Source: delicious. January 2004

Prep time: 10 minutes
Cook time: 30 minutes
Serves 4 people

Categories: January

Ingredients

  • 250g basmati rice
  • 6 organic eggs
  • 2 onions, finely chopped
  • 100g butter
  • 1 tsp ground coriander seeds
  • 1 level tsp ground cumin
  • 2 tsp black mustard seeds
  • 2 heaped tsp chopped fresh ginger
  • 2 fresh red chillies, finely chopped
  • handful of fresh coriander, leaves torn from stalks, and stalks finely chopped
  • 800g smoked haddock, undyed
  • 1 litre of milk
  • small handful of fresh bay leaves
  • few whole black peppercorns
  • 1 lemon, halved
  • 1-2 more finely sliced fresh chillies and some coriander leaves, to garnish

Directions

  1. First, cook the rice in salted water, cool under a tap, drain well and put to one side. You can hard-boil the eggs for 8 minutes in the same pan. When they’re cool enough to handle, remove the shells and cut each into four. Then gently fry the onion in the butter with the coriander seeds, cumin, mustard seeds, ginger, chillies and the chopped coriander stalks. Try to get the onions soft and sticky without letting them get too brown – this will give an amazing sweet flavour.
  2. In a clean, snug-fitting pan, poach the haddock in the milk with the bay leaves and peppercorns and a little extra water if needed – to just cover the fish. Bring to the boil, simmer for 4 minutes or until it is cooked, and remove from the heat. Let the fish cool down a little.

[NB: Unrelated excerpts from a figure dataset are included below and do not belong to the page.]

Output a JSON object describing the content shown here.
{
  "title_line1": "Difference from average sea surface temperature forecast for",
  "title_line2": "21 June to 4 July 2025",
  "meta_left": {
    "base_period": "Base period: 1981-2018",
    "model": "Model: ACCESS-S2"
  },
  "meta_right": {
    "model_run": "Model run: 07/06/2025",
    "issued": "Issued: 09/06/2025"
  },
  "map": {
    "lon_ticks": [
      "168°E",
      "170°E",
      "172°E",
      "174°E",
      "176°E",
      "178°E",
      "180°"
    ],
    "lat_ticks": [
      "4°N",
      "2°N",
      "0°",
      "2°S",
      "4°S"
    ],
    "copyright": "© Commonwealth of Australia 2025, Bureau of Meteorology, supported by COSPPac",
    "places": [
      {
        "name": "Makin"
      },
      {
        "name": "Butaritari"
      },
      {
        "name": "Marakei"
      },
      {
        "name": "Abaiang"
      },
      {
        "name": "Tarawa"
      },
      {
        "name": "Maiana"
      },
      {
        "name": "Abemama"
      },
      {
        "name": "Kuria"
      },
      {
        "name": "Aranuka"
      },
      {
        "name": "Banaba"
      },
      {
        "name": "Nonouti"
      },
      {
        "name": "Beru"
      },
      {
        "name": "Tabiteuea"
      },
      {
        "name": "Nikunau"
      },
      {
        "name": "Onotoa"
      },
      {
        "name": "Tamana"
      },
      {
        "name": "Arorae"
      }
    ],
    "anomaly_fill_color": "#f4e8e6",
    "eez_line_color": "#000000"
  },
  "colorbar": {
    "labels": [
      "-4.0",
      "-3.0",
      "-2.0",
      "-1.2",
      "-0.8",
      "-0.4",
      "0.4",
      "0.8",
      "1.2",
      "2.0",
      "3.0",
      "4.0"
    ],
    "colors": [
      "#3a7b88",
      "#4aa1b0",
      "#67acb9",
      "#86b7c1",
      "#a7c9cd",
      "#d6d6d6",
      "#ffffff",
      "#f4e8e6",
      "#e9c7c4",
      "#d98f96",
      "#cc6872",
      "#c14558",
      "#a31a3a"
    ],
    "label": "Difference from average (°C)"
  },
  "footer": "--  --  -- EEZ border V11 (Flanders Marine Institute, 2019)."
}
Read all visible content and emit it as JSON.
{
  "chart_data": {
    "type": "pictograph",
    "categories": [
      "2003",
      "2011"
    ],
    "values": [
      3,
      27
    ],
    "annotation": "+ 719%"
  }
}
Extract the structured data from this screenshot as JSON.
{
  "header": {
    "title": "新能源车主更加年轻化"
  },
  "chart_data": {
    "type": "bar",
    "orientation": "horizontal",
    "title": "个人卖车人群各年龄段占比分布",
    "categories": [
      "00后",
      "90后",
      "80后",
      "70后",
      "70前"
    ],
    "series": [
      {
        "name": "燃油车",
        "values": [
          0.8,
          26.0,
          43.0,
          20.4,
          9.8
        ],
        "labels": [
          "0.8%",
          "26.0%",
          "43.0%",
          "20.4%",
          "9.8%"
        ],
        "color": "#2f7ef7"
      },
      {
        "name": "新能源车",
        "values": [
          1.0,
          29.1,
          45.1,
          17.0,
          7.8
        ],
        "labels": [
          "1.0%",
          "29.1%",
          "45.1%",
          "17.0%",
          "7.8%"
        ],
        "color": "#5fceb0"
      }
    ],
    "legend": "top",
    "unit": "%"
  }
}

  3. Take the skin off, flake the fish into chunks, being careful to remove any bones, and put to one side. Add the rice to the onion and spice mixture, mix well and heat through really well. Then add the fish, eggs and coriander leaves, heating the whole lot up. Season, squeezing in enough lemon to cut through the spices nicely. Garnish with coriander leaves and some sliced chillies if you like.